Of course, the VFR1200F’s value as a premium sportsbike model cannot be determined by the addition of its Dual Clutch Transmission, especially since regular motorcycle transmissions still offer a high level of riding satisfaction. However, it is true that the Dual Clutch Transmission has given the VFR a new range of depth as both a long-distance tourer and a track day partner.
It also lets one enjoy a brisk run through winding mountain roads when traveling alone, and gives plenty or room to simply take in the scenery when somebody else is along for the ride. Offering a little something extra is one of the Dual Clutch Transmission’s greatest points of appeal, and a sure sign of its true worth.
This time, when I rode the Dual Clutch Transmission version of the VFR1200F. its more highly refined control of the gear shifting allowed me to enjoy a ride that was much closer to my sense of riding a manual transmission sports bike, and I found myself charmed by the Dual Clutch Transmission’s remarkable potential. On the right handlebar switch module, the grey thumb switch offers selection of Neutral (N), Drive (D) or Sport (S) modes. The AT/MT switch located above the red kill switch allows easy index finger switching between Automatic and Manual transmission modes.
On the left handlebar switch pod, the grey thumb switch (-) positioned under the indicator switch provides instant downshifts with easy operation, whether in Manual (MT), Drive or Sport modes.Protruding from the front of the left-side switch module, the upshift switch (+) is easily reached with the index finger. The large black lever next to the switch module is the parking brake.Some Dual Clutch Transmission models are available with an optional shift pedal for foot shifting like a regular motorcycle manual transmission. (NOTE: Not available in all regions.
Contact your Honda dealer for details. The Dual Clutch Transmission version of the VFR1200F has a different right-side engine cover design compared to the manual transmission model.

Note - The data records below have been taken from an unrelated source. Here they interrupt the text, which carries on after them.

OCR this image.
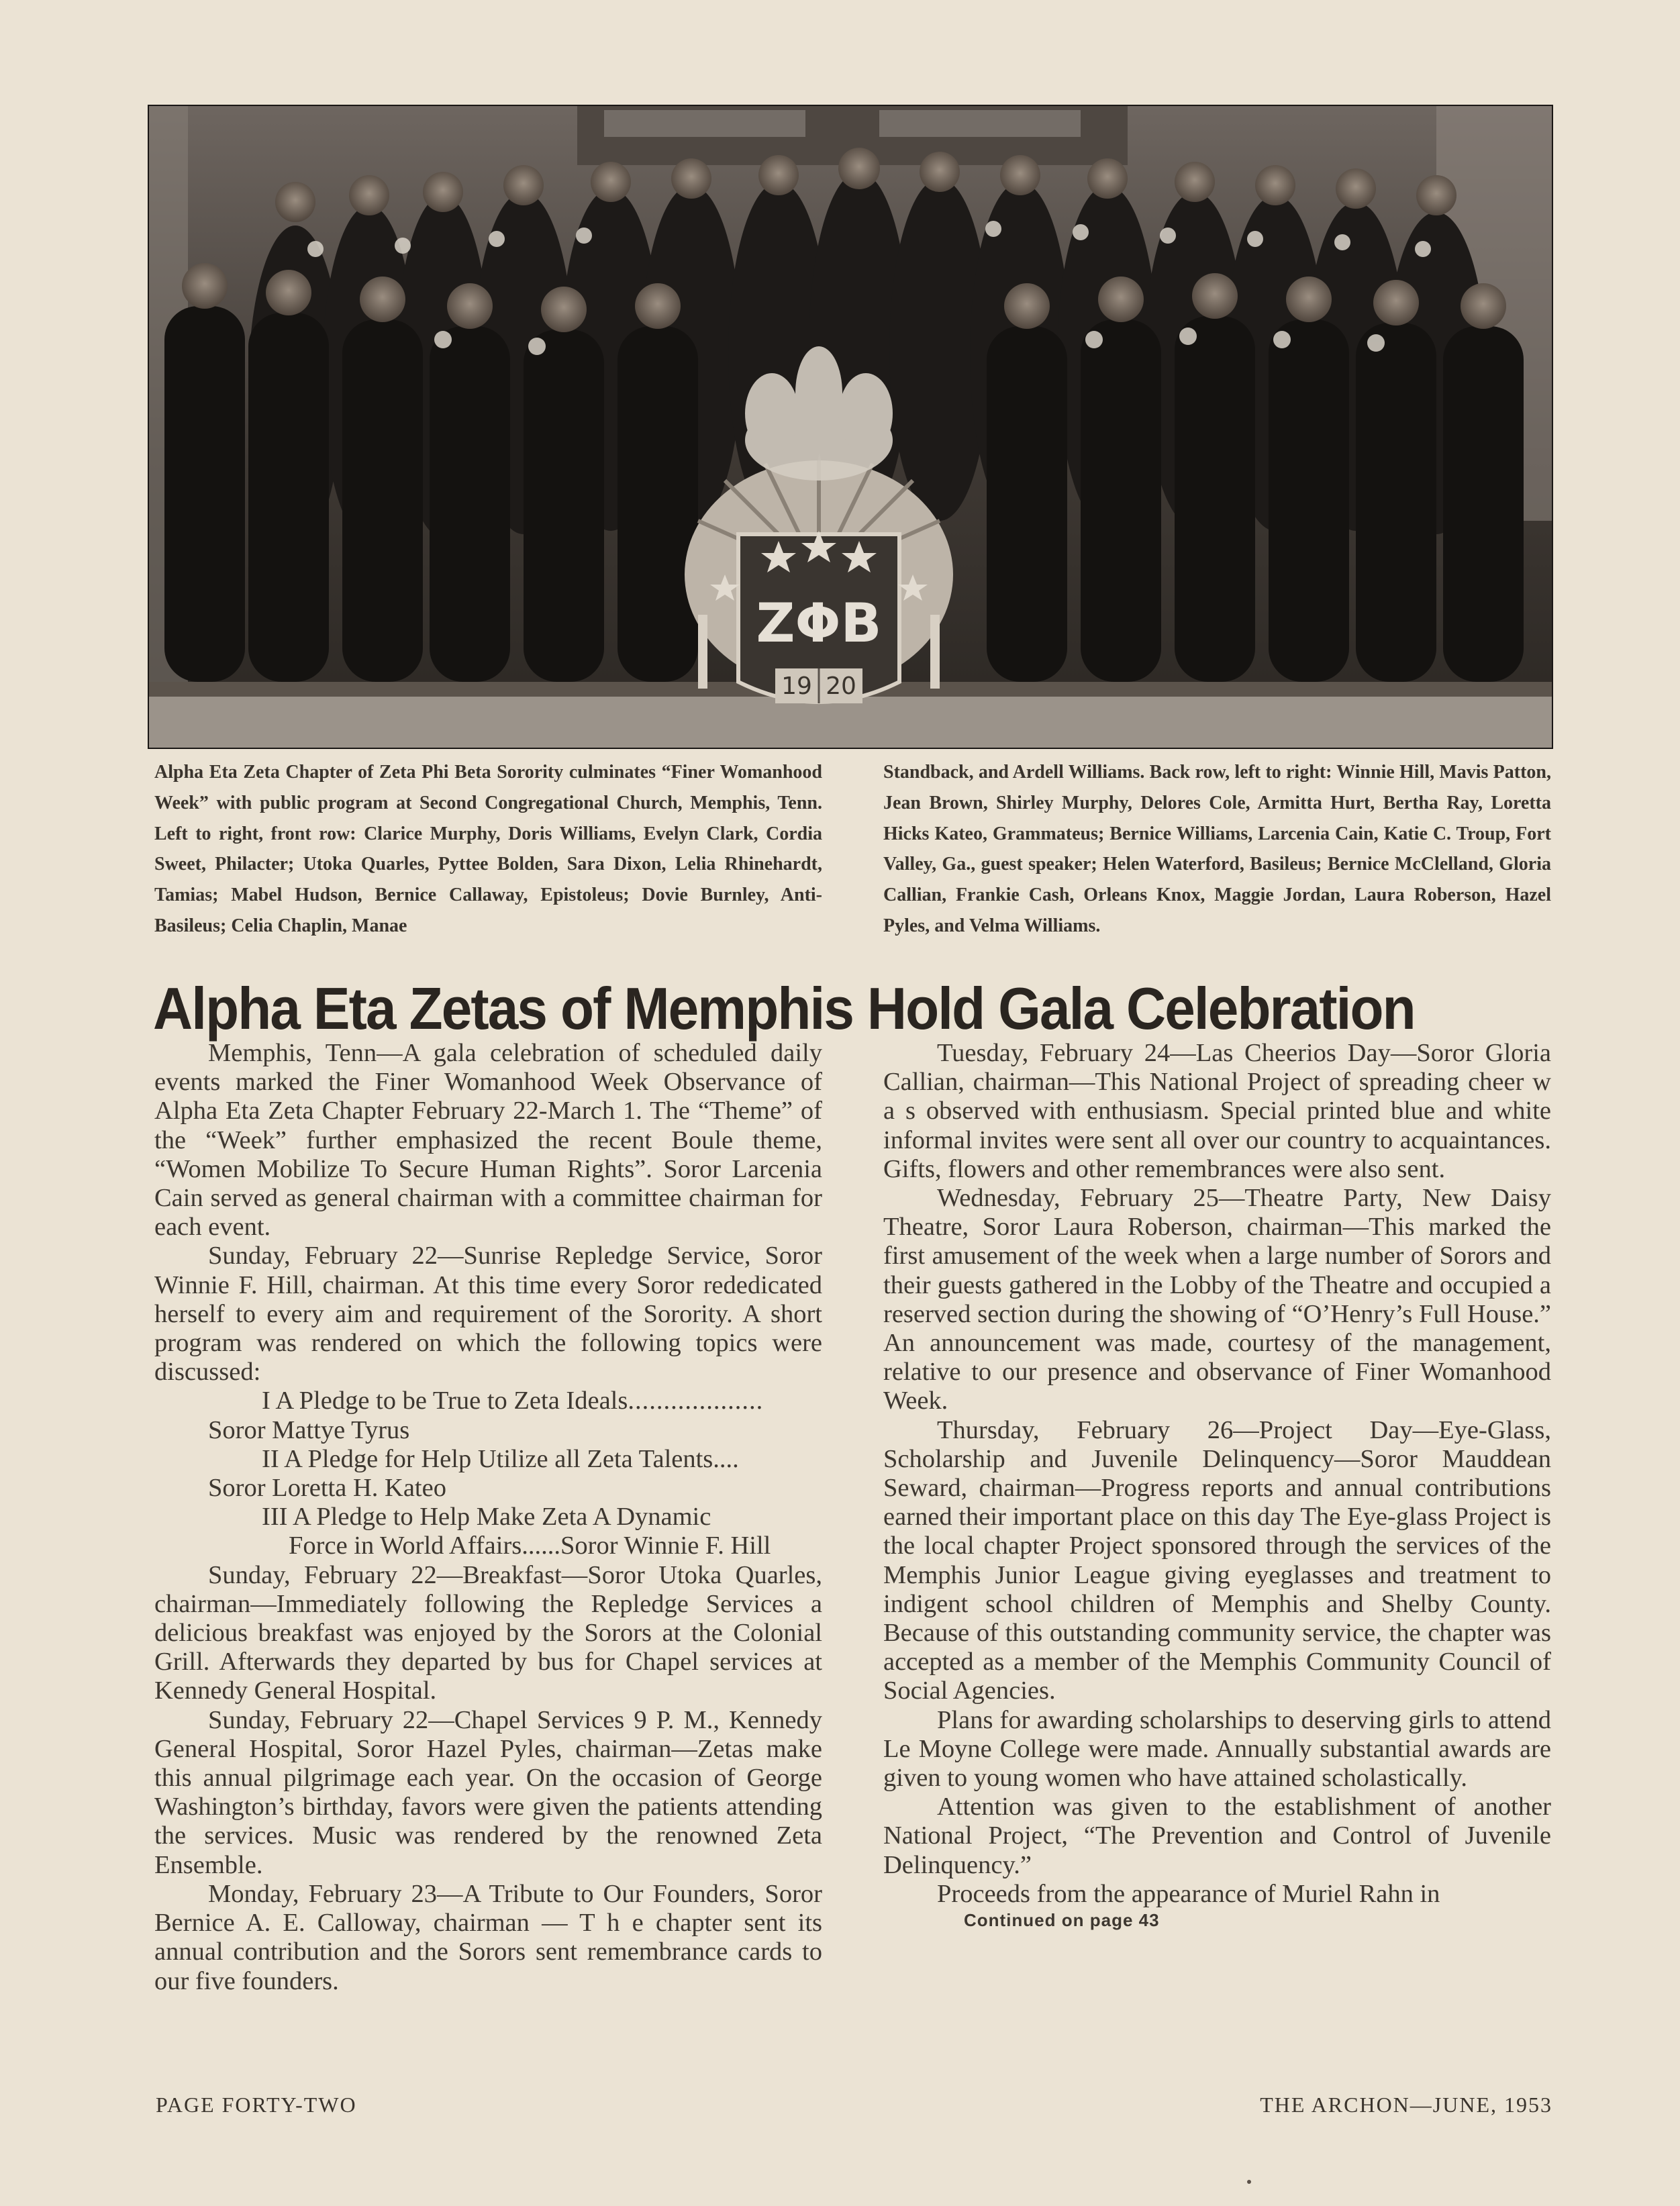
ΖΦΒ
19 20

Alpha Eta Zeta Chapter of Zeta Phi Beta Sorority culminates “Finer Womanhood Week” with public program at Second Congregational Church, Memphis, Tenn. Left to right, front row: Clarice Murphy, Doris Williams, Evelyn Clark, Cordia Sweet, Philacter; Utoka Quarles, Pyttee Bolden, Sara Dixon, Lelia Rhinehardt, Tamias; Mabel Hudson, Bernice Callaway, Epistoleus; Dovie Burnley, Anti-Basileus; Celia Chaplin, Manae

Standback, and Ardell Williams. Back row, left to right: Winnie Hill, Mavis Patton, Jean Brown, Shirley Murphy, Delores Cole, Armitta Hurt, Bertha Ray, Loretta Hicks Kateo, Grammateus; Bernice Williams, Larcenia Cain, Katie C. Troup, Fort Valley, Ga., guest speaker; Helen Waterford, Basileus; Bernice McClelland, Gloria Callian, Frankie Cash, Orleans Knox, Maggie Jordan, Laura Roberson, Hazel Pyles, and Velma Williams.

Alpha Eta Zetas of Memphis Hold Gala Celebration

Memphis, Tenn—A gala celebration of scheduled daily events marked the Finer Womanhood Week Observance of Alpha Eta Zeta Chapter February 22-March 1. The “Theme” of the “Week” further emphasized the recent Boule theme, “Women Mobilize To Secure Human Rights”. Soror Larcenia Cain served as general chairman with a committee chairman for each event.

Sunday, February 22—Sunrise Repledge Service, Soror Winnie F. Hill, chairman. At this time every Soror rededicated herself to every aim and requirement of the Sorority. A short program was rendered on which the following topics were discussed:

I A Pledge to be True to Zeta Ideals...................

Soror Mattye Tyrus

II A Pledge for Help Utilize all Zeta Talents....

Soror Loretta H. Kateo

III A Pledge to Help Make Zeta A Dynamic

Force in World Affairs......Soror Winnie F. Hill

Sunday, February 22—Breakfast—Soror Utoka Quarles, chairman—Immediately following the Repledge Services a delicious breakfast was enjoyed by the Sorors at the Colonial Grill. Afterwards they departed by bus for Chapel services at Kennedy General Hospital.

Sunday, February 22—Chapel Services 9 P. M., Kennedy General Hospital, Soror Hazel Pyles, chairman—Zetas make this annual pilgrimage each year. On the occasion of George Washington’s birthday, favors were given the patients attending the services. Music was rendered by the renowned Zeta Ensemble.

Monday, February 23—A Tribute to Our Founders, Soror Bernice A. E. Calloway, chairman — T h e chapter sent its annual contribution and the Sorors sent remembrance cards to our five founders.

Tuesday, February 24—Las Cheerios Day—Soror Gloria Callian, chairman—This National Project of spreading cheer w a s observed with enthusiasm. Special printed blue and white informal invites were sent all over our country to acquaintances. Gifts, flowers and other remembrances were also sent.

Wednesday, February 25—Theatre Party, New Daisy Theatre, Soror Laura Roberson, chairman—This marked the first amusement of the week when a large number of Sorors and their guests gathered in the Lobby of the Theatre and occupied a reserved section during the showing of “O’Henry’s Full House.” An announcement was made, courtesy of the management, relative to our presence and observance of Finer Womanhood Week.

Thursday, February 26—Project Day—Eye-Glass, Scholarship and Juvenile Delinquency—Soror Mauddean Seward, chairman—Progress reports and annual contributions earned their important place on this day The Eye-glass Project is the local chapter Project sponsored through the services of the Memphis Junior League giving eyeglasses and treatment to indigent school children of Memphis and Shelby County. Because of this outstanding community service, the chapter was accepted as a member of the Memphis Community Council of Social Agencies.

Plans for awarding scholarships to deserving girls to attend Le Moyne College were made. Annually substantial awards are given to young women who have attained scholastically.

Attention was given to the establishment of another National Project, “The Prevention and Control of Juvenile Delinquency.”

Proceeds from the appearance of Muriel Rahn in

Continued on page 43

PAGE FORTY-TWO	THE ARCHON—JUNE, 1953
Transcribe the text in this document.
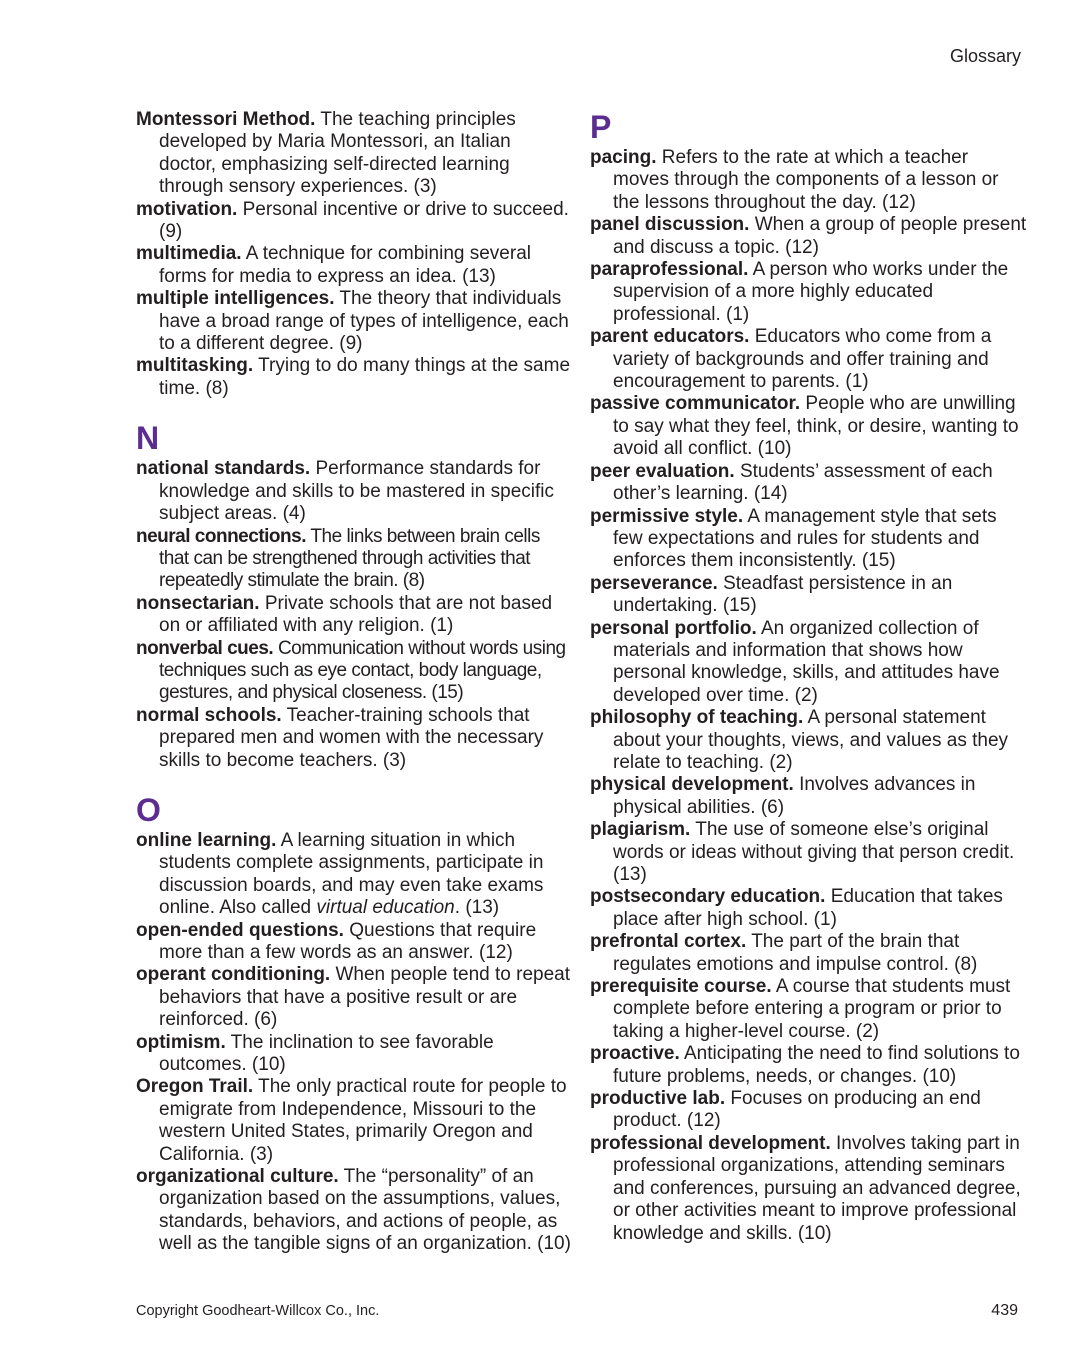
Glossary

Montessori Method. The teaching principles developed by Maria Montessori, an Italian doctor, emphasizing self-directed learning through sensory experiences. (3)

motivation. Personal incentive or drive to succeed. (9)

multimedia. A technique for combining several forms for media to express an idea. (13)

multiple intelligences. The theory that individuals have a broad range of types of intelligence, each to a different degree. (9)

multitasking. Trying to do many things at the same time. (8)

N

national standards. Performance standards for knowledge and skills to be mastered in specific subject areas. (4)

neural connections. The links between brain cells that can be strengthened through activities that repeatedly stimulate the brain. (8)

nonsectarian. Private schools that are not based on or affiliated with any religion. (1)

nonverbal cues. Communication without words using techniques such as eye contact, body language, gestures, and physical closeness. (15)

normal schools. Teacher-training schools that prepared men and women with the necessary skills to become teachers. (3)

O

online learning. A learning situation in which students complete assignments, participate in discussion boards, and may even take exams online. Also called virtual education. (13)

open-ended questions. Questions that require more than a few words as an answer. (12)

operant conditioning. When people tend to repeat behaviors that have a positive result or are reinforced. (6)

optimism. The inclination to see favorable outcomes. (10)

Oregon Trail. The only practical route for people to emigrate from Independence, Missouri to the western United States, primarily Oregon and California. (3)

organizational culture. The “personality” of an organization based on the assumptions, values, standards, behaviors, and actions of people, as well as the tangible signs of an organization. (10)

P

pacing. Refers to the rate at which a teacher moves through the components of a lesson or the lessons throughout the day. (12)

panel discussion. When a group of people present and discuss a topic. (12)

paraprofessional. A person who works under the supervision of a more highly educated professional. (1)

parent educators. Educators who come from a variety of backgrounds and offer training and encouragement to parents. (1)

passive communicator. People who are unwilling to say what they feel, think, or desire, wanting to avoid all conflict. (10)

peer evaluation. Students’ assessment of each other’s learning. (14)

permissive style. A management style that sets few expectations and rules for students and enforces them inconsistently. (15)

perseverance. Steadfast persistence in an undertaking. (15)

personal portfolio. An organized collection of materials and information that shows how personal knowledge, skills, and attitudes have developed over time. (2)

philosophy of teaching. A personal statement about your thoughts, views, and values as they relate to teaching. (2)

physical development. Involves advances in physical abilities. (6)

plagiarism. The use of someone else’s original words or ideas without giving that person credit. (13)

postsecondary education. Education that takes place after high school. (1)

prefrontal cortex. The part of the brain that regulates emotions and impulse control. (8)

prerequisite course. A course that students must complete before entering a program or prior to taking a higher-level course. (2)

proactive. Anticipating the need to find solutions to future problems, needs, or changes. (10)

productive lab. Focuses on producing an end product. (12)

professional development. Involves taking part in professional organizations, attending seminars and conferences, pursuing an advanced degree, or other activities meant to improve professional knowledge and skills. (10)

Copyright Goodheart-Willcox Co., Inc.	439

Dual Clutch Transmission is a motorcycle transmission that automates clutch and shift operation while retaining the essential structure and direct acceleration feel of a manual transmission. Since clutch operation is not required, the rider is free to focus on operating the throttle and brakes. Moreover, Dual Clutch Transmission offers acceleration and shifting while minimizing the power gaps that occur during shifting with a manual transmission.
As the name suggests, Dual Clutch Transmission features two clutches: one for off-the-line acceleration and 1st, 3rd and 5th gears, and one for 2nd, 4th and 6th gears. The use of this technology in a motorcycle is a world’s first.Dual Clutch Transmission offers AT Mode for automatic shifting and MT Mode for rider-controlled shifting. In addition, AT Mode comprises D Mode for daily riding and S Mode for sporty riding.